Today, trachoma remains the leading infectious cause of blindness in the world. It can be spread by the ocular and nasal discharge, directly, and can also be carried from person to person on the bodies of flies. Classed as a Neglected Tropical Disease, trachoma is a public health problem in 44 countries. In endemic areas, inflammatory trachoma is common among small children, but repeat infections can cause the inside of the eyelid to become so scarred that it turns inwards in a painful process called trichiasis, in which the eyelashes scrub against the eyeball, risking corneal scarring and irreversible blindness.
In 2020, 42,045 people received surgery for the advanced stage (trachomatous trichiasis) of the disease.

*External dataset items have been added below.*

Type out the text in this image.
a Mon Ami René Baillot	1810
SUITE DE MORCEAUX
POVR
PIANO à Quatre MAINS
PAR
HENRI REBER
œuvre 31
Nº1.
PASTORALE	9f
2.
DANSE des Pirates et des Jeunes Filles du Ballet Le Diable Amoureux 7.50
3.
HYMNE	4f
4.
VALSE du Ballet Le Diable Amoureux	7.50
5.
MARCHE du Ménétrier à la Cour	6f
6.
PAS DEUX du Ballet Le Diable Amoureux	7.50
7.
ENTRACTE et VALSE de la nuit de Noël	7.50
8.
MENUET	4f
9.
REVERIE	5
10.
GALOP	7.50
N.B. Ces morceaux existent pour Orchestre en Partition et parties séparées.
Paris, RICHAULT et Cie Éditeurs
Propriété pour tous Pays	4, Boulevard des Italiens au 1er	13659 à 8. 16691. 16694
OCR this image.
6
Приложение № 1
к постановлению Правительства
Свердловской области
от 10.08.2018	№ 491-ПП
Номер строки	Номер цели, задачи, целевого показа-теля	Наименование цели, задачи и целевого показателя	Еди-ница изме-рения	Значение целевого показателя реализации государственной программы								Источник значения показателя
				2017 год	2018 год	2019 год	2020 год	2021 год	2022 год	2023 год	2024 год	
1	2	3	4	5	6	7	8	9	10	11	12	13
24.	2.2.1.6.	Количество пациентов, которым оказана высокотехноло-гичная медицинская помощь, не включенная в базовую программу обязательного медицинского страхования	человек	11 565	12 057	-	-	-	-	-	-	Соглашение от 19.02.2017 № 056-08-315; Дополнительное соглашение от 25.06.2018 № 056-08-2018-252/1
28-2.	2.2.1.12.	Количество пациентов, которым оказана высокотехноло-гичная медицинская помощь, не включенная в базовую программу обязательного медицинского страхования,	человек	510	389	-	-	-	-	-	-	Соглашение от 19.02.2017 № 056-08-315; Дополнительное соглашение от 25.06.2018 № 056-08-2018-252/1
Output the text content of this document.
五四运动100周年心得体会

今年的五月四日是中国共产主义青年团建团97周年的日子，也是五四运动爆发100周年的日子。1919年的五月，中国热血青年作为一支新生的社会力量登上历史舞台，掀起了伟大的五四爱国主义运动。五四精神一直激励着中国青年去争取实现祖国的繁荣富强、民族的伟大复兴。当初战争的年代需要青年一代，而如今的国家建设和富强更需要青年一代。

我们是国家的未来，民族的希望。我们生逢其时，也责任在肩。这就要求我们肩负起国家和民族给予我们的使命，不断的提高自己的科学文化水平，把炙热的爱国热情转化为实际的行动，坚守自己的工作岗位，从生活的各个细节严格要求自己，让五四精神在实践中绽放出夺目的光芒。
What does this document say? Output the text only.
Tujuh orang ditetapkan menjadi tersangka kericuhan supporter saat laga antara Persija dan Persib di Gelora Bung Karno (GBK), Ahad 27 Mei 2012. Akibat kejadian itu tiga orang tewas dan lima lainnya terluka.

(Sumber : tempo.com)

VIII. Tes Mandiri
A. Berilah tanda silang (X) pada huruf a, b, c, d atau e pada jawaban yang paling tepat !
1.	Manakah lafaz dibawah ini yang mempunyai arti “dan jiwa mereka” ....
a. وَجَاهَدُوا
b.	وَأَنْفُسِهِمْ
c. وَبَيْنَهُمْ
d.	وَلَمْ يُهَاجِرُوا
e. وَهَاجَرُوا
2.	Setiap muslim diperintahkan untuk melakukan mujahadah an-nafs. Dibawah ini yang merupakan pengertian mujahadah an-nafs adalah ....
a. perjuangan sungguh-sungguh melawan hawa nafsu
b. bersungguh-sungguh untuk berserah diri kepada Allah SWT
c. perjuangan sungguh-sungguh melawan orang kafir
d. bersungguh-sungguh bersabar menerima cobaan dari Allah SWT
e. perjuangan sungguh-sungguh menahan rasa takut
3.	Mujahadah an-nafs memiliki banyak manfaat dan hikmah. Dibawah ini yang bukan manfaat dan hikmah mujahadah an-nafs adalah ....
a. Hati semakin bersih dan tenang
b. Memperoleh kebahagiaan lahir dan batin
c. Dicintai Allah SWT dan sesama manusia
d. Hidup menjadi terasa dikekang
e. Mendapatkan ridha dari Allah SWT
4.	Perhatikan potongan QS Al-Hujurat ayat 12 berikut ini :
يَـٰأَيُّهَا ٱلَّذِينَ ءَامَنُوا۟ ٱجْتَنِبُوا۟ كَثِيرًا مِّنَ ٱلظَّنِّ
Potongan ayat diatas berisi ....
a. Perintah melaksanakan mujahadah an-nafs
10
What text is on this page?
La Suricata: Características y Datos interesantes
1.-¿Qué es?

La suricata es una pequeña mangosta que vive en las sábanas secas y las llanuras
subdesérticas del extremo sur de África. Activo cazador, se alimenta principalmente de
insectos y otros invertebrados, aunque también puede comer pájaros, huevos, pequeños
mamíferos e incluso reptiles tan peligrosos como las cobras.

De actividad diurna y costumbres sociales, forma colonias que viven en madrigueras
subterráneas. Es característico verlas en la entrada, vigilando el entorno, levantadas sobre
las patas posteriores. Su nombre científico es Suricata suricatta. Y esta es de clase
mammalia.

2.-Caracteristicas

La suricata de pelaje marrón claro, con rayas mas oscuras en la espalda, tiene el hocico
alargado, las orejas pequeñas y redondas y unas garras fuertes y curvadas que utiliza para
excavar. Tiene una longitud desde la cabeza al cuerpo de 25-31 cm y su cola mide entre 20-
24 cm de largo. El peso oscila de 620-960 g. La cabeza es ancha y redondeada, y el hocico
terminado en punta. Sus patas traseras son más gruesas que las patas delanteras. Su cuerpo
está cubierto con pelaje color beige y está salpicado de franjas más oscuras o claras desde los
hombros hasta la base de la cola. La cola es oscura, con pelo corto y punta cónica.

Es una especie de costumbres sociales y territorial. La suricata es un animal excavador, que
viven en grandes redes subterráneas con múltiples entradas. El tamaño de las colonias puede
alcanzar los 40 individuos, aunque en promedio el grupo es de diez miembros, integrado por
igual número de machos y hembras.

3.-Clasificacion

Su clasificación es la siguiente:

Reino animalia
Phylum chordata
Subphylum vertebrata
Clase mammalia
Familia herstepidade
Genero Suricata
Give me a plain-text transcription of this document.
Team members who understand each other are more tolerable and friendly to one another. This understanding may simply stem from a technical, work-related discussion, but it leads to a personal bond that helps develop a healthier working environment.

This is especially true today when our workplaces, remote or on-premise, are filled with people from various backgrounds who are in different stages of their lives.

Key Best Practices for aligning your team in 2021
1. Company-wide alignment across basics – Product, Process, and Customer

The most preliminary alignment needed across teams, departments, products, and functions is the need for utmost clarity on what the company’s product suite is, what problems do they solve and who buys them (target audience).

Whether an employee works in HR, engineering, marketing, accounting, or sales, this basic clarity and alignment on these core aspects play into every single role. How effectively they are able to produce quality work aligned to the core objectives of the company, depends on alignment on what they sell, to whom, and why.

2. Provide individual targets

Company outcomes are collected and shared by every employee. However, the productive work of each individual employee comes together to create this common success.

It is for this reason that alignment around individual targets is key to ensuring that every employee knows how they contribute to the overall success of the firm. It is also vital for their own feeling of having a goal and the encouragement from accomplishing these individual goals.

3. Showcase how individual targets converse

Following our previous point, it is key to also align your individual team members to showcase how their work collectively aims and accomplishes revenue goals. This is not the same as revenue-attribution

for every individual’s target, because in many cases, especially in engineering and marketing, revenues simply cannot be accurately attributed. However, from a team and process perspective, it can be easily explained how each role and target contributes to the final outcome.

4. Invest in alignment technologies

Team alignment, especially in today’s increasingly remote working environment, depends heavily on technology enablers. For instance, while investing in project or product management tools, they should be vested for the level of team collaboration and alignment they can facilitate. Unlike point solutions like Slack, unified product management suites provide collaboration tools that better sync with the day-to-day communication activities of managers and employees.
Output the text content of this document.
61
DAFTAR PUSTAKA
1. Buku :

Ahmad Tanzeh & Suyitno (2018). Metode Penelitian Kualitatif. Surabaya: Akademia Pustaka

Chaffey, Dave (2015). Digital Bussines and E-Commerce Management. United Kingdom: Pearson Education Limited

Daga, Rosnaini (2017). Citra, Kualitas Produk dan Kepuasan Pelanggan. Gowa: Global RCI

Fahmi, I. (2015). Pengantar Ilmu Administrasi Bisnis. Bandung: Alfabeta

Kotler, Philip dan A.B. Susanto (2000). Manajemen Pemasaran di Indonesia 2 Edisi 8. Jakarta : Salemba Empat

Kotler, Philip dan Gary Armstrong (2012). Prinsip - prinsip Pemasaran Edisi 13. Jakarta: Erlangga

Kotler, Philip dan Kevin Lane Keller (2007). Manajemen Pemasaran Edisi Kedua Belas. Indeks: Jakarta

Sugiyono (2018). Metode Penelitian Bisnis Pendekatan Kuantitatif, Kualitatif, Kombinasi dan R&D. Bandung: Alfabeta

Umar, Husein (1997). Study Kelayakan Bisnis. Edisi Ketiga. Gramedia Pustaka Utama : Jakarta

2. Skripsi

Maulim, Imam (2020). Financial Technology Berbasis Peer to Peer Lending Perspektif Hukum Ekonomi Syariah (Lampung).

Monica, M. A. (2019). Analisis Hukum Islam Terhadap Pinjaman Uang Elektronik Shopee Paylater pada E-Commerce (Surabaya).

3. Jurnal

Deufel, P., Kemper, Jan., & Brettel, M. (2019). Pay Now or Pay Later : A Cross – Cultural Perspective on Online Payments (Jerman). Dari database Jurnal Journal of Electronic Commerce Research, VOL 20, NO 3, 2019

What they knew… in Ancient Egypt
In ca. 1600 BCE, a thousand years after trachoma’s very first appearance in the written record – via an entry in the Chinese text Huang Ti Nei Ching (ca. 2700 BCE) – the blinding infection entered the medical canon of ancient Egypt.
Two documents commonly referred to as the Edwin Smith papyrus (ca. 1600 BCE – thought to be copied from a text produced around 3000 BCE) and the Ebers papyrus (ca 1550 BCE) discuss acute and chronic eye blurriness and blindness. The causative diseases are hard to separate out with perfect clarity, but most historians agree that they include trachoma, a sickness which retained its association with the people of the upper Nile, becoming known in modernity as ‘Egyptian eye disease’.
A diverse parcel of remedies is recorded. If trichiasis occurred, the eyelashes were supposed to be removed. To prevent recurrence, the papyri call for treatment with ointments applied, usually, to the outside of the eyes. These consisted of oils or fats mixed with fragrant compounds like myrrh and resin, or grated minerals like malachite, green copper carbonate, and red natron. Honey, thought then to have an effect on demons, but in fact also a natural bactericide, was frequently stirred in.
“The characteristic black or – sometimes – green painting of the eyelids and margins was not only a sacred rite… but part of a more or less rational treatment involving antibiotic elements such as allicin from garlic,” writes S. Ry Anderson of the Eye Pathology Institute of Copenhagen.
Other treatments sound more outlandish: it’s hard to imagine “extract from crocodile” or “gall from fish” or “extract from healthy pig eyes” having powerful healing properties, and honey probably didn’t do its best work to resolve eye problems when it was funnelled into the patient’s ear.
So: were the remedies effective? Anderson suggests we have to be careful in dismissing them out of hand. Copper, for instance, mentioned in the scrolls, would have had a chance of changing the course of the trachoma infection. “The psychological placebo effect is undoubtedly the greatest, whatever the method used, apart from some minor surgical treatments such as epilation,” he concludes.